Shining a flashlight through your hand leads to interesting colors passing through, but one wouldn’t expect to see details of blood flowing through the veins. Generally, the passage of light through opaque materials leads to scattering of that light and allows little or no resolution. Historically, a technique called photoacoustic imaging has been used to overcome this challenge. The method uses implanted or virtual “guide stars” to help with the scattering and develop images of tissues. But, the use of these guide stars may no longer be necessary, according to a recent press release from WUSL.  

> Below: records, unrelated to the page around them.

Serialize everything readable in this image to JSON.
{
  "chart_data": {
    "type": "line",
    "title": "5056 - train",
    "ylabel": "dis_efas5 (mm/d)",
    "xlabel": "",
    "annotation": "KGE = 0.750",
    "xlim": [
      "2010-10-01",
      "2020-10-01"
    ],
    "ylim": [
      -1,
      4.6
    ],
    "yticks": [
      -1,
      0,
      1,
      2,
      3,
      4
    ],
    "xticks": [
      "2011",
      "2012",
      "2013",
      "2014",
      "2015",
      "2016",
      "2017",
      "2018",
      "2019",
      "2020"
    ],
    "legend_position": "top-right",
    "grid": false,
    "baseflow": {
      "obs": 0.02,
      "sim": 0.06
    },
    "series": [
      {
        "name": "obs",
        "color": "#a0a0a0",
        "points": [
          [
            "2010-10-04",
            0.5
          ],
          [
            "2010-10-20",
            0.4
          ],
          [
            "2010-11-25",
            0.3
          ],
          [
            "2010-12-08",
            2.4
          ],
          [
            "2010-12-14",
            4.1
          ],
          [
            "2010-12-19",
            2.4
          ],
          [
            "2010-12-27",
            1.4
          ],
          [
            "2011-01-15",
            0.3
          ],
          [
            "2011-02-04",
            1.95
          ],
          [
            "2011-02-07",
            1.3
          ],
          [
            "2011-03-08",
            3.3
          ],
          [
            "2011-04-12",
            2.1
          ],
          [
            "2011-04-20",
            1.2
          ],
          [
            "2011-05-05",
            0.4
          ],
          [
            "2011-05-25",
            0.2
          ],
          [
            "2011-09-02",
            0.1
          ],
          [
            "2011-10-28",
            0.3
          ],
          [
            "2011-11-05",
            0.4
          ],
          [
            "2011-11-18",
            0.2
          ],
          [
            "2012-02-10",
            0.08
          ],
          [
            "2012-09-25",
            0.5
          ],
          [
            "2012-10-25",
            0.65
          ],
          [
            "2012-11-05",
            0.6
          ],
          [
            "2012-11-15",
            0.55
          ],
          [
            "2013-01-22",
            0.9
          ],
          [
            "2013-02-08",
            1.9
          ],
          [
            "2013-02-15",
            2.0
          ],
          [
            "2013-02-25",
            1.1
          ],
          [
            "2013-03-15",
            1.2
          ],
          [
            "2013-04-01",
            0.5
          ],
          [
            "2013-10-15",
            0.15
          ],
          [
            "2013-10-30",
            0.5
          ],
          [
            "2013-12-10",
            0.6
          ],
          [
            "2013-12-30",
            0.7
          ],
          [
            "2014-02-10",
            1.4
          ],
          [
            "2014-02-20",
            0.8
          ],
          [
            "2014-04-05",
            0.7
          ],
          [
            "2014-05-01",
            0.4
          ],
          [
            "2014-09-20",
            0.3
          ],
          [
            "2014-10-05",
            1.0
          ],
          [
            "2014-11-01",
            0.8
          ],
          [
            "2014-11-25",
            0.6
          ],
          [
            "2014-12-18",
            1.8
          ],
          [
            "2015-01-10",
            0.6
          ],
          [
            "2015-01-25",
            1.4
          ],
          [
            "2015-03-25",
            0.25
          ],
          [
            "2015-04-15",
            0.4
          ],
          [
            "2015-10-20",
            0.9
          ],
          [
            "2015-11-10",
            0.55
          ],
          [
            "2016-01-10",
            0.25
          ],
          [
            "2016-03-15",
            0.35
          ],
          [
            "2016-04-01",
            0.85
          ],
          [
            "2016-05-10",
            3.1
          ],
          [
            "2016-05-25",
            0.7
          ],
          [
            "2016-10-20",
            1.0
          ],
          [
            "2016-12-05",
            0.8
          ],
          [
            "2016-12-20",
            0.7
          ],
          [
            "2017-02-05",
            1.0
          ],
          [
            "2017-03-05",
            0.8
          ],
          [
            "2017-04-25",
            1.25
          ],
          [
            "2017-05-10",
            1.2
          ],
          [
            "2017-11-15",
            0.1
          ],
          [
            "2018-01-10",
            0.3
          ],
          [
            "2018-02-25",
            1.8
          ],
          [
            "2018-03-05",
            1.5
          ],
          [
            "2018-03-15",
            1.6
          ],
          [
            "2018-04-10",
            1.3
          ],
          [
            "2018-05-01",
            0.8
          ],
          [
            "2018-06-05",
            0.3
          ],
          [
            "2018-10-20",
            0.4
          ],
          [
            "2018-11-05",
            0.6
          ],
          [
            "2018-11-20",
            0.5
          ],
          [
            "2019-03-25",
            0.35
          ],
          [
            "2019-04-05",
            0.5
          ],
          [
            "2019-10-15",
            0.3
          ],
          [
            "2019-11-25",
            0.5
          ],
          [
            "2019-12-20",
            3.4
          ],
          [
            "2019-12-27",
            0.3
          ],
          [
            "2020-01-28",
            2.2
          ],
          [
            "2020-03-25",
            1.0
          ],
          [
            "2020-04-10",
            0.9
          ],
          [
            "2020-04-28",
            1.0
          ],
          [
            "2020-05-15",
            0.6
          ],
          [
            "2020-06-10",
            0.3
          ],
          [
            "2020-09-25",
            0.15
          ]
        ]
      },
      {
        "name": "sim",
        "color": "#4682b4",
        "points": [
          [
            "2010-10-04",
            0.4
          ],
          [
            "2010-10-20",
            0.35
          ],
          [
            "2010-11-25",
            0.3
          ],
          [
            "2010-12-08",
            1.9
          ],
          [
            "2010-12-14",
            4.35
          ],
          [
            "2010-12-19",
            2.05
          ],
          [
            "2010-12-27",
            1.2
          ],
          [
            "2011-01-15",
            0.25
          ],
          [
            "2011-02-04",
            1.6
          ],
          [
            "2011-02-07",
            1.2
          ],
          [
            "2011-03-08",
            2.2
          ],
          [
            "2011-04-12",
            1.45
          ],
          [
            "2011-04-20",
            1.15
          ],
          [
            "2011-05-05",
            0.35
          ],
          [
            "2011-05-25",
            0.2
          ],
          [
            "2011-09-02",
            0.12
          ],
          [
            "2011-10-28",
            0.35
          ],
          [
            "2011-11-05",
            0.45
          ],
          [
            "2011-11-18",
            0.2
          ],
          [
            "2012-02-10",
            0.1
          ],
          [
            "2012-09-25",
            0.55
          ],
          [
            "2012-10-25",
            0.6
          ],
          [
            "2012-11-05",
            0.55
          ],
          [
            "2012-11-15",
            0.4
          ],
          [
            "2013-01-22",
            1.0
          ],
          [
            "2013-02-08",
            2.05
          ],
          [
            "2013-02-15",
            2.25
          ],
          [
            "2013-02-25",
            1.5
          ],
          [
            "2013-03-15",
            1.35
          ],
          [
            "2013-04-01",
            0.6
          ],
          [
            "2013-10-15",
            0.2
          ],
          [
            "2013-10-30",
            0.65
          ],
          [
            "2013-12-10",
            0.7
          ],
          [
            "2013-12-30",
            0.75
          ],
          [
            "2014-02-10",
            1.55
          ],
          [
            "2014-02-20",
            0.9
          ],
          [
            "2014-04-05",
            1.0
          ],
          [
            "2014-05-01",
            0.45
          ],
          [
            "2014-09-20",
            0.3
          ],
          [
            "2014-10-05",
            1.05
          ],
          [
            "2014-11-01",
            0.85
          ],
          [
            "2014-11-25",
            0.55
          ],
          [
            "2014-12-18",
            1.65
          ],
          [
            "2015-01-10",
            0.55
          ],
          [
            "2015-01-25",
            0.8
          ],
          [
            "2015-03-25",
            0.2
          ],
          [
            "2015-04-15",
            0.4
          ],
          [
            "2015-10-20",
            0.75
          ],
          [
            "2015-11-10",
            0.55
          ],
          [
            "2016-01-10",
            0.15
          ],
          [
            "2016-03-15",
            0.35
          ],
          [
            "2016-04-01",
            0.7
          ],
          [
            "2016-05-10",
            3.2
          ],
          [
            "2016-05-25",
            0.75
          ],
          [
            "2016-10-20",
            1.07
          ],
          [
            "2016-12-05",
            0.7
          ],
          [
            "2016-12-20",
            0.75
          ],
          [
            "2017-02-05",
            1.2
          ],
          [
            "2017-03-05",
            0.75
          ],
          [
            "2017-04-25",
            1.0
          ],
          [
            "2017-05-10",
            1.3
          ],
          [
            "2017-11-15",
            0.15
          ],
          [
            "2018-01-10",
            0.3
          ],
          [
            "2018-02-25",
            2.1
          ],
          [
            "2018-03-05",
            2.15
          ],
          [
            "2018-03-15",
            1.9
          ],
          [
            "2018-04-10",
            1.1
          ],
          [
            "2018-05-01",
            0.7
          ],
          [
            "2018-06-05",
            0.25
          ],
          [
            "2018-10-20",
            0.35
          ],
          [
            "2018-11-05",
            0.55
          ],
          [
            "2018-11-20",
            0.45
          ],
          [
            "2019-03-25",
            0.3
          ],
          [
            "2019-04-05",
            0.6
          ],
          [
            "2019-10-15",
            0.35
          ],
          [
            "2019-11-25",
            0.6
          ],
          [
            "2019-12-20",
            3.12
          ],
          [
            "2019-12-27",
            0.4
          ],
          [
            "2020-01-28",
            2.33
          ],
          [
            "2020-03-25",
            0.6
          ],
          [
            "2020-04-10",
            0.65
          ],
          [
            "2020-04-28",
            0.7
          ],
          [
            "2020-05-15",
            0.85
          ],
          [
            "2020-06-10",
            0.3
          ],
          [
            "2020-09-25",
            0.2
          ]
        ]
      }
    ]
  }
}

The technology is essentially a subtraction method that identifies objects in motion. Time-reversed adapted-perturbation optical focusing (TRAP) uses light to sense movement in the tissue. Tissue that isn’t moving, like muscle and bone, transmits light differently than those that contain items in motion like blood. Two images are taken, and light from the stationary tissues is subtracted from light passing through the objects in motion. Once it is determined where it came from, the light is sent back to its original source, which yields a focused image.

“This can potentially be used in imaging or therapy,” Lihong Wang, the Gene K. Beare Distinguished Professor of Biomedical Engineering at the School of Engineering and Applied Science at WUSL, said in the press release. “For example, focusing pulsed light on port wine stains, which are [dark birth mark-like areas on the skin that are caused by] excessive growth of blood vessels, could remove the stains without damaging the surrounding normal skin.”

While the use of a guide star has been effective in the past, the new TRAP method is much more effective, according to the press release. This is especially true with tracking objects in motion, since concentrating the light on these targets can provide images at greater depths than the guide star method.

Potential applications of the new technology include photoablation of angiogenic vessels, the blood vessels that promote tumor growth, according to a recent study published by the team in Nature Photonics. Additionally, imaging tumors to understand their extent may also be possible.

Photoacoustics is an area of diagnostic imaging that is gaining momentum in dermatology. Recent developments have allowed it to be used to understand the depth and extent of melanoma non-invasively.